Supuse que todo era fruto de mi remordimiento, por haber sido tan descuidado. Con el tiempo y algún que otro somnífero, logré descansar por las noches y acabé por quitarme de encima el sentimiento de culpabilidad que todavía me invadía. Pero la paz no duró mucho, pues del mismo modo que después de la tormenta viene la calma, también puede ocurrir lo contrario. Esa calma en la que vivía solo fue un paréntesis, porque un día todo volvió a cambiar.
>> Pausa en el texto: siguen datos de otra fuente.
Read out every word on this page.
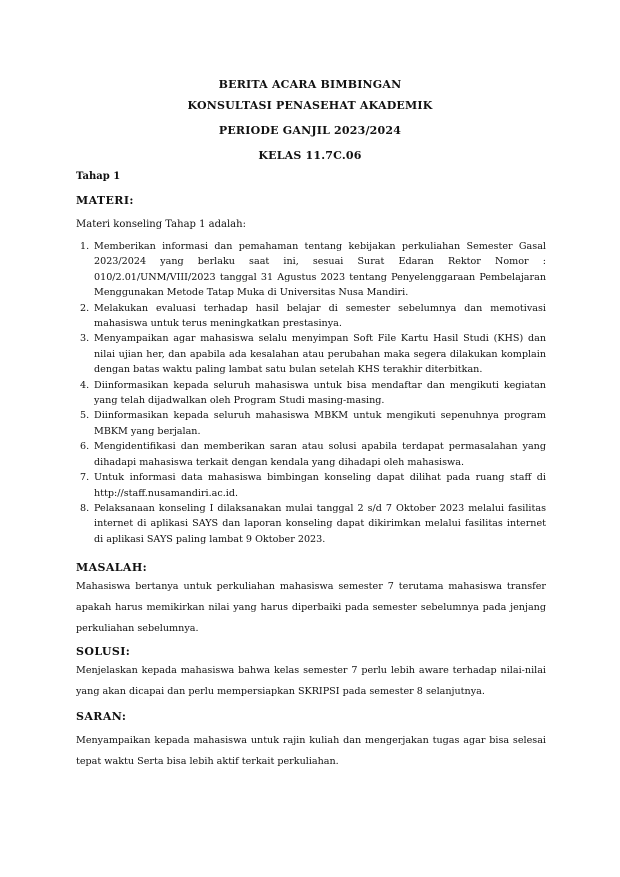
BERITA ACARA BIMBINGAN
KONSULTASI PENASEHAT AKADEMIK
PERIODE GANJIL 2023/2024
KELAS 11.7C.06
Tahap 1
MATERI:
Materi konseling Tahap 1 adalah:
1. Memberikan informasi dan pemahaman tentang kebijakan perkuliahan Semester Gasal 2023/2024 yang berlaku saat ini, sesuai Surat Edaran Rektor Nomor : 010/2.01/UNM/VIII/2023 tanggal 31 Agustus 2023 tentang Penyelenggaraan Pembelajaran Menggunakan Metode Tatap Muka di Universitas Nusa Mandiri.
2. Melakukan evaluasi terhadap hasil belajar di semester sebelumnya dan memotivasi mahasiswa untuk terus meningkatkan prestasinya.
3. Menyampaikan agar mahasiswa selalu menyimpan Soft File Kartu Hasil Studi (KHS) dan nilai ujian her, dan apabila ada kesalahan atau perubahan maka segera dilakukan komplain dengan batas waktu paling lambat satu bulan setelah KHS terakhir diterbitkan.
4. Diinformasikan kepada seluruh mahasiswa untuk bisa mendaftar dan mengikuti kegiatan yang telah dijadwalkan oleh Program Studi masing-masing.
5. Diinformasikan kepada seluruh mahasiswa MBKM untuk mengikuti sepenuhnya program MBKM yang berjalan.
6. Mengidentifikasi dan memberikan saran atau solusi apabila terdapat permasalahan yang dihadapi mahasiswa terkait dengan kendala yang dihadapi oleh mahasiswa.
7. Untuk informasi data mahasiswa bimbingan konseling dapat dilihat pada ruang staff di http://staff.nusamandiri.ac.id.
8. Pelaksanaan konseling I dilaksanakan mulai tanggal 2 s/d 7 Oktober 2023 melalui fasilitas internet di aplikasi SAYS dan laporan konseling dapat dikirimkan melalui fasilitas internet di aplikasi SAYS paling lambat 9 Oktober 2023.
MASALAH:
Mahasiswa bertanya untuk perkuliahan mahasiswa semester 7 terutama mahasiswa transfer apakah harus memikirkan nilai yang harus diperbaiki pada semester sebelumnya pada jenjang perkuliahan sebelumnya.
SOLUSI:
Menjelaskan kepada mahasiswa bahwa kelas semester 7 perlu lebih aware terhadap nilai-nilai yang akan dicapai dan perlu mempersiapkan SKRIPSI pada semester 8 selanjutnya.
SARAN:
Menyampaikan kepada mahasiswa untuk rajin kuliah dan mengerjakan tugas agar bisa selesai tepat waktu Serta bisa lebih aktif terkait perkuliahan.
Ese fatídico día, cuando me disponía a salir al jardín para tomarme una taza de café, descubrí que, en el mismo rincón del comedor donde tiempo atrás apareció aquella araña que acabé exterminando, había una nueva telaraña en cuyo centro descansaba su tejedora. No pertenecía a la misma especie que la anterior. Solo habría faltado que se tratara de una revancha por lo que le hice a su congénere. Con la escoba en alto, dudé por unos segundos si acabar con ella o dejarla vivir. ¿Acaso no había sentido remordimientos por lo que en su día consideré una hazaña injusta? En ello estaba reflexionando, cuando mi nuevo huésped arácnido aprovechó mi indecisión y se dio a la fuga con una agilidad pasmosa, yendo a refugiarse detrás del aparador. De vez en cuando, se asomaba, pero al verme al acecho, volvía a esconderse. Parecía ser tan lista como mi querida mosca, pero más astuta.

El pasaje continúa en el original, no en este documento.